We did not hike long days- around 10 miles each day. But the days were long enough to lift us temporarily out of the havoc that has been our cultural milieu these past months. Pandemic. The Economy. Politics. Divisiveness. Violence. Racism. It didn’t go away, but to be honest, it was a nice breather. Nothing gets solved on vacation, but it provides the space for renewal and restores strength.
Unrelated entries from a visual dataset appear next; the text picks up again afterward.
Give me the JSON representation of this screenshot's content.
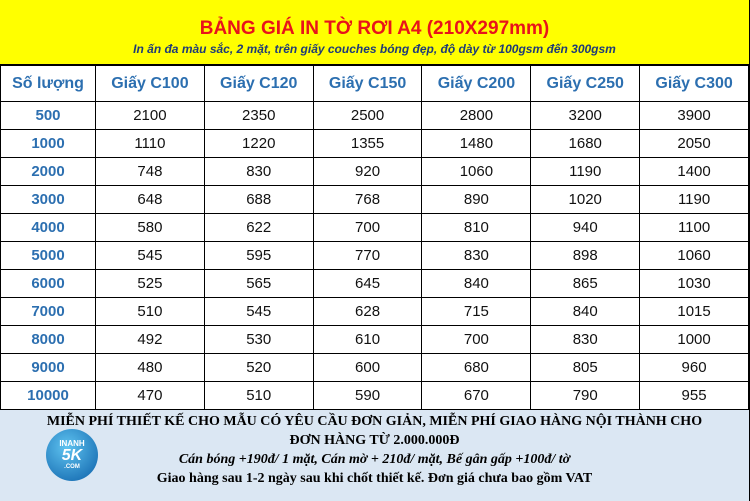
{
  "header": {
    "title": "BẢNG GIÁ IN TỜ RƠI A4 (210X297mm)",
    "subtitle": "In ấn đa màu sắc, 2 mặt, trên giấy couches bóng đẹp, độ dày từ 100gsm đến 300gsm"
  },
  "table": {
    "columns": [
      "Số lượng",
      "Giấy C100",
      "Giấy C120",
      "Giấy C150",
      "Giấy C200",
      "Giấy C250",
      "Giấy C300"
    ],
    "rows": [
      [
        "500",
        2100,
        2350,
        2500,
        2800,
        3200,
        3900
      ],
      [
        "1000",
        1110,
        1220,
        1355,
        1480,
        1680,
        2050
      ],
      [
        "2000",
        748,
        830,
        920,
        1060,
        1190,
        1400
      ],
      [
        "3000",
        648,
        688,
        768,
        890,
        1020,
        1190
      ],
      [
        "4000",
        580,
        622,
        700,
        810,
        940,
        1100
      ],
      [
        "5000",
        545,
        595,
        770,
        830,
        898,
        1060
      ],
      [
        "6000",
        525,
        565,
        645,
        840,
        865,
        1030
      ],
      [
        "7000",
        510,
        545,
        628,
        715,
        840,
        1015
      ],
      [
        "8000",
        492,
        530,
        610,
        700,
        830,
        1000
      ],
      [
        "9000",
        480,
        520,
        600,
        680,
        805,
        960
      ],
      [
        "10000",
        470,
        510,
        590,
        670,
        790,
        955
      ]
    ]
  },
  "footer": {
    "lines": [
      "MIỄN PHÍ THIẾT KẾ CHO MẪU CÓ YÊU CẦU ĐƠN GIẢN, MIỄN PHÍ GIAO HÀNG NỘI THÀNH CHO ĐƠN HÀNG TỪ 2.000.000Đ",
      "Cán bóng +190đ/ 1 mặt, Cán mờ + 210đ/ mặt, Bế gân gấp +100đ/ tờ",
      "Giao hàng sau 1-2 ngày sau khi chốt thiết kế. Đơn giá chưa bao gồm VAT"
    ],
    "logo": {
      "top": "INANH",
      "main": "5K",
      "suffix": ".COM"
    }
  }
}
Being on the trail is holy. God busts out of the container in which I keep God at home: Morning Prayer at dawn, Compline in the evening, “arrow” prayers during the day, and study, structured reflection, and sermon writing. But God is all over the trail. In the wind, in the trees, in the views of the valley and in the blue, blue sky. God is in the core of my being as I find strength to ascend another steep hill, in the laughter of a shared joke, in the care of setting up a tent that will remain bone dry no matter what, and in the fern-mushroom-flower-rock-log-grass-poison ivy. Worship is not an effort or an act, but a way of being.
When we got home, we left our unpacked gear on the dining room table for a couple of days. We told ourselves that we were letting things air out and dry thoroughly before we put them away. I think that we weren’t ready to let it go, just yet. Not ready to say goodbye and to reenter the fray. I felt funny for a couple of days, as though I should be walking, not sitting. I missed the motion.